MYSTERY PHOTO: The tree, the fence, building and big sky: where is it?

Here’s a distinctive photograph for you to solve. We love the way this photo is dramatically constructed, and perfectly framed. Figure out where this photo was taken and send your answers to elliott@brack.net, and include your hometown.

Recognizing the last Mystery Photo was newspaperman Mark Smith of Eatonton.  “The picture is the Lock Dam on the canal at the County Park on the Savannah River in Augusta. One of my favorite places. I used to jog there when I was working in Augusta.” The photo came from Brian Brown of Fitzgerald in his Vanishing Georgia series.

George Graf of Palmyra, Va. wrote:  “This is the Augusta Canal National Historical Canal Headgates, Savannah Rapids Park, Columbia County,  Martinez. The power of the water rushing over the rapids helped spark the idea of building a canal that would stretch from the cataract through Augusta and back into the Savannah River. The canal which could be used to turn the wheels of industry.

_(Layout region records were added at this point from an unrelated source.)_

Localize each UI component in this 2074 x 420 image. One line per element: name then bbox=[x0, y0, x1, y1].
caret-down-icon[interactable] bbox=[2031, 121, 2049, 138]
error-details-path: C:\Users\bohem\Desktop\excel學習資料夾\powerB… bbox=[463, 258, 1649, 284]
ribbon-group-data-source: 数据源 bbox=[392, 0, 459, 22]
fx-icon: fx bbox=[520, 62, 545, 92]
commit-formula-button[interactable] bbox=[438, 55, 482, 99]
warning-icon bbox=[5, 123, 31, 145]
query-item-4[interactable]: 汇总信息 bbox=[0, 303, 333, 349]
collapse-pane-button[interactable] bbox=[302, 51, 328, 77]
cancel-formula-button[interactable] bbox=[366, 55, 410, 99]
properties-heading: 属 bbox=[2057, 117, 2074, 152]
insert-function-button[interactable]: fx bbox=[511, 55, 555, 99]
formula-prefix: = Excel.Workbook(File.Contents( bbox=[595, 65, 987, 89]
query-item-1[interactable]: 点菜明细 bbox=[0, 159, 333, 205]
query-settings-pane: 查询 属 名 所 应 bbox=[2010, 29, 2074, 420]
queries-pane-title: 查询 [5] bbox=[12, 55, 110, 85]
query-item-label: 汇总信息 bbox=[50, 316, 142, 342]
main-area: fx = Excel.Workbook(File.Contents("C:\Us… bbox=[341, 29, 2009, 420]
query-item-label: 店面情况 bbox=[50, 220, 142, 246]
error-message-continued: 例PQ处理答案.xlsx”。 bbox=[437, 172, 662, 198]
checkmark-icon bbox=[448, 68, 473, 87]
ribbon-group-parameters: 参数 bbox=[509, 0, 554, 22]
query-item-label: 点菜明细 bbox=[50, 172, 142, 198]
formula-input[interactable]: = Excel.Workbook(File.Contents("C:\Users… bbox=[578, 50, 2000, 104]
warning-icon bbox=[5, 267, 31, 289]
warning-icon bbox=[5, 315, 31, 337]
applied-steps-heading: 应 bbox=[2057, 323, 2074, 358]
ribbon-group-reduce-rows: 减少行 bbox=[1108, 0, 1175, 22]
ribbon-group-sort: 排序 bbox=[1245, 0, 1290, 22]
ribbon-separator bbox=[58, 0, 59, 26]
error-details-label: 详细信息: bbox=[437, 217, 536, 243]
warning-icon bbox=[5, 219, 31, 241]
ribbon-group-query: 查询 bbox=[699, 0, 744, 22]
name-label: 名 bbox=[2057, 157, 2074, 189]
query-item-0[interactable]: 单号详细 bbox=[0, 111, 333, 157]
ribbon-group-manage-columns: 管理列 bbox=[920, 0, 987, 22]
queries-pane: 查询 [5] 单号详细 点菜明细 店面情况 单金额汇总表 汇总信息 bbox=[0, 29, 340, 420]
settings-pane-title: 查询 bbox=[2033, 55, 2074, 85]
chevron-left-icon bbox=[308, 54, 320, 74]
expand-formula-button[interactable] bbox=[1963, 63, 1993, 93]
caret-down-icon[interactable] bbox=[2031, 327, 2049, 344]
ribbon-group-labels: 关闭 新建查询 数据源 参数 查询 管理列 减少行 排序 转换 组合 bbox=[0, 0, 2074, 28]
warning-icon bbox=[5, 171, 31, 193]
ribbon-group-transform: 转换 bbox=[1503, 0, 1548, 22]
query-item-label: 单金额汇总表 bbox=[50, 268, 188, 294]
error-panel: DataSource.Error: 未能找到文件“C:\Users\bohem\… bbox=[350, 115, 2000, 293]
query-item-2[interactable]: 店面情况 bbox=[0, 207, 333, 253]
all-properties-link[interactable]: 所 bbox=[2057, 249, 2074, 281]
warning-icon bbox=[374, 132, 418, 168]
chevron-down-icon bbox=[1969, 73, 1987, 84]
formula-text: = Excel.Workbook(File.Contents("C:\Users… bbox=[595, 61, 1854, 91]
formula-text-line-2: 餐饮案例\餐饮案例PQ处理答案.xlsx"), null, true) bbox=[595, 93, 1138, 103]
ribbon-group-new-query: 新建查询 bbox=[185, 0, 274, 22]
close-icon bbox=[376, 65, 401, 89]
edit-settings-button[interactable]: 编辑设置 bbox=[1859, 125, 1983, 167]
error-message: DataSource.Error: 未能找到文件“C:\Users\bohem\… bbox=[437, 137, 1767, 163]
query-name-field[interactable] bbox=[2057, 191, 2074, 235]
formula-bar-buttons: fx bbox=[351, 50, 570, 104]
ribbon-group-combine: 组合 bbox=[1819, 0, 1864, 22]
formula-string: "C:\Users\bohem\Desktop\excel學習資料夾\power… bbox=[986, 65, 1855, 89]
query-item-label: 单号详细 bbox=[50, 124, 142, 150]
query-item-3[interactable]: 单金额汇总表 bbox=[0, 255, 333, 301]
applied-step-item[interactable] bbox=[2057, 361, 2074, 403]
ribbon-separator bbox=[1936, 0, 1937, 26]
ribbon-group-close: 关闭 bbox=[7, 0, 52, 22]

“Begun in 1845, the first stage of the Augusta Canal was completed the next year. The headgates at today’s Savannah Rapids Park were opened on November 23, 1846, and water flowed for the first time into the canal that had taken 200 men roughly 18 months to build. The canal proved to be a success. Industry began to develop in Augusta, using the slow moving force of the canal to spin turbines creating the power necessary to drive textile and other mills. Thousands of jobs soon resulted from the project.”

Allan Peel of San Antonio, Tex. added: “Henry Harford Cumming (1799–1866) was an important figure in antebellum Augusta and his business was based in the cotton industry. He was the driving force behind the development of the Augusta Canal when he contracted J. Edgar Thomson (1808-1874) to design the Augusta Canal. The Augusta Canal Headgates and the first nine-mile section of the canal were completed between 1845-1846, and within a couple of years three mills had risen along the waterway. During the Civil War, the Confederate Powder Works gunpowder manufacturing complex was built along the canal and many more textile plants and industries followed in the late 19th century. While most southern canals failed to deliver on their builder’s promises, the Augusta Canal was surprisingly successful and is the only intact industrial canal still in use in the South today.”

Others making the connection included Susan McBrayer, Sugar Hill; and Lou Camiero of Lilburn.